There is widespread dissatisfaction with estate agents, a report by the Office of Fair Trading has concluded.
The OFT stops short of recommending licensing for the sector
Sellers commonly complain that estate agents do not do enough work to justify their fee or cause sales to be delayed.
Buyers' gripes centre on misleading property descriptions or the failure to pass on offers to the seller.
In its report, the OFT warns estate agents that they could be forced to join a compulsory code of conduct if they do not improve their standards.
The OFT also recommends changes to the Estate Agents Act.
It says this is necessary to protect consumers and drive out those "unfit to practice" and to "combat bad conduct".
More competition over fees is also needed, the report concludes.
The OFT said fees often appeared fixed, and there was more scope for competition on price.
At present, there is widespread use of fixed "pricing points", with the majority of fees being set at a quarter-point increments between 1% and 2%.
The OFT recommends estate agents should be required to maintain written records of offers to ensure that all offers are being passed on.
The Consumers' Association criticised the report's findings, saying it fell "woefully short" of what was needed to protect consumers in what was for many people their biggest financial decision.
Emma Harrison, senior public affairs adviser, said: "After two years of investigation we expected the OFT's recommendations to be stronger. Not only has this done little to ensure adequate levels of consumer protection but has also left the industry open to rogue traders."
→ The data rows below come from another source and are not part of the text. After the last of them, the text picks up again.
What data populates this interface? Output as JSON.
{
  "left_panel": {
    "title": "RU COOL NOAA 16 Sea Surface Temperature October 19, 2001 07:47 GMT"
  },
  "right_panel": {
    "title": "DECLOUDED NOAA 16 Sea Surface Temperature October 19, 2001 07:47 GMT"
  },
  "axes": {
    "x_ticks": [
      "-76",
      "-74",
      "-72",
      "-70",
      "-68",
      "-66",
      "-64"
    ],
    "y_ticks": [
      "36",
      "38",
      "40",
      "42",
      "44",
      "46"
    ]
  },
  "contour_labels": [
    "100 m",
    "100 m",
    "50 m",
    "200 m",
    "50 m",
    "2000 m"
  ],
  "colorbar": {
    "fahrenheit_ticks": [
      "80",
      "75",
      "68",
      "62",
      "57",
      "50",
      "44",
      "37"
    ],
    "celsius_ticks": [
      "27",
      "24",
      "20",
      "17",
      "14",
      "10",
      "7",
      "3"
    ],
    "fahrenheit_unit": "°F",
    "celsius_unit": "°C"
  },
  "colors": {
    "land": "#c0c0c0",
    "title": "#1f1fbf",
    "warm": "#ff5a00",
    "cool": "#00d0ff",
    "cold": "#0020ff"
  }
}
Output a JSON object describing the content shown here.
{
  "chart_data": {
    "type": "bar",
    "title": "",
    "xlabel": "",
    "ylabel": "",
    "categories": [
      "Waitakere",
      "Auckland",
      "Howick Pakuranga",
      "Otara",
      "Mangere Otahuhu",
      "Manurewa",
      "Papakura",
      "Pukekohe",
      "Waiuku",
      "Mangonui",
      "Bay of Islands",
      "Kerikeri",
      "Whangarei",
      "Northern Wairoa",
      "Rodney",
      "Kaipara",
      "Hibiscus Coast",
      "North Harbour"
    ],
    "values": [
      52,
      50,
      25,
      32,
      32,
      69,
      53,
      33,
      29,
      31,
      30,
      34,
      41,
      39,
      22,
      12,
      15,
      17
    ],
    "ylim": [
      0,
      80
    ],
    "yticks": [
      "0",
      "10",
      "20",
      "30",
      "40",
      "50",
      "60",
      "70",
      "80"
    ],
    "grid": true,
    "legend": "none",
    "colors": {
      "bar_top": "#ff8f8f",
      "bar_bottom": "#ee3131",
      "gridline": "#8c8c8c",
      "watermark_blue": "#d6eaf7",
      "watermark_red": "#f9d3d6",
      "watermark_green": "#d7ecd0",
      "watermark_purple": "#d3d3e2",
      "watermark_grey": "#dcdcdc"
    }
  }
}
The report is the result of a 21-month inquiry into the way estate agents treat home buyers and sellers in England and Wales.
The study was launched by the OFT after a rise in complaints from consumers about the service they received from agents.
The OFT report shies away from imposing a compulsory licensing regime. Instead it favours "better and more widespread self-regulation".
Sellers should shop around and negotiate fees
Estate agents should provide fees quoted both in percentages and in real money
OFT to launch a consumer information campaign to raise awareness of shopping around and negotiating fees
Estate agents should be required to maintain written records of offers
Enforcement agencies should be given more powers
It must be made clear that the Act covers new ways of buying and selling
Estate agency contracts must be clearer and written in plain English
While there are a number of codes governing the work of estate agents there is only one - the code of the Ombudsman for Estate Agents - that has been approved by the OFT.
It covers only 36% of estate agents.
"If voluntary codes of practice do not achieve the desired results the case for a statutory scheme should be considered," the OFT warned.
The National Association of Estate Agents (NAEA) said it was disappointed by the approach taken by the OFT.
Peter Bolton King, chief executive, said: "We believe the OFT should have listened to us and taken their recommendations further with the introduction of minimum qualifications and self regulatory licensing."
More than nine out of 10 people buying and selling a home in England and Wales use an estate agent.
In the course of its investigations, the OFT interviewed 1,000 buyers and 1,000 sellers, and about 500 estate agency offices responded to a questionnaire.
It found a quarter of recent sellers said they were dissatisfied with the service they received from their estate agent, citing poor value for money, delays in the sale and inadequate communication.
The report also identifies serious complaints about agents failing to declare a personal interest, passing on offers and suggestions that buyers would be more successful if they bought financial services tied to their agent.
John Vickers, OFT chairman, said: "There is widespread public dissatisfaction about the market for estate agency services. Necessary change includes sharper price competition, more effective regulation and higher industry standards."
The year before the inquiry was launched, 5,500 complaints were made to the Ombudsman for Estate Agents, an increase of 25% on the previous year.
An additional 5,000 complaints were made to trading standards offices, mostly about selling techniques.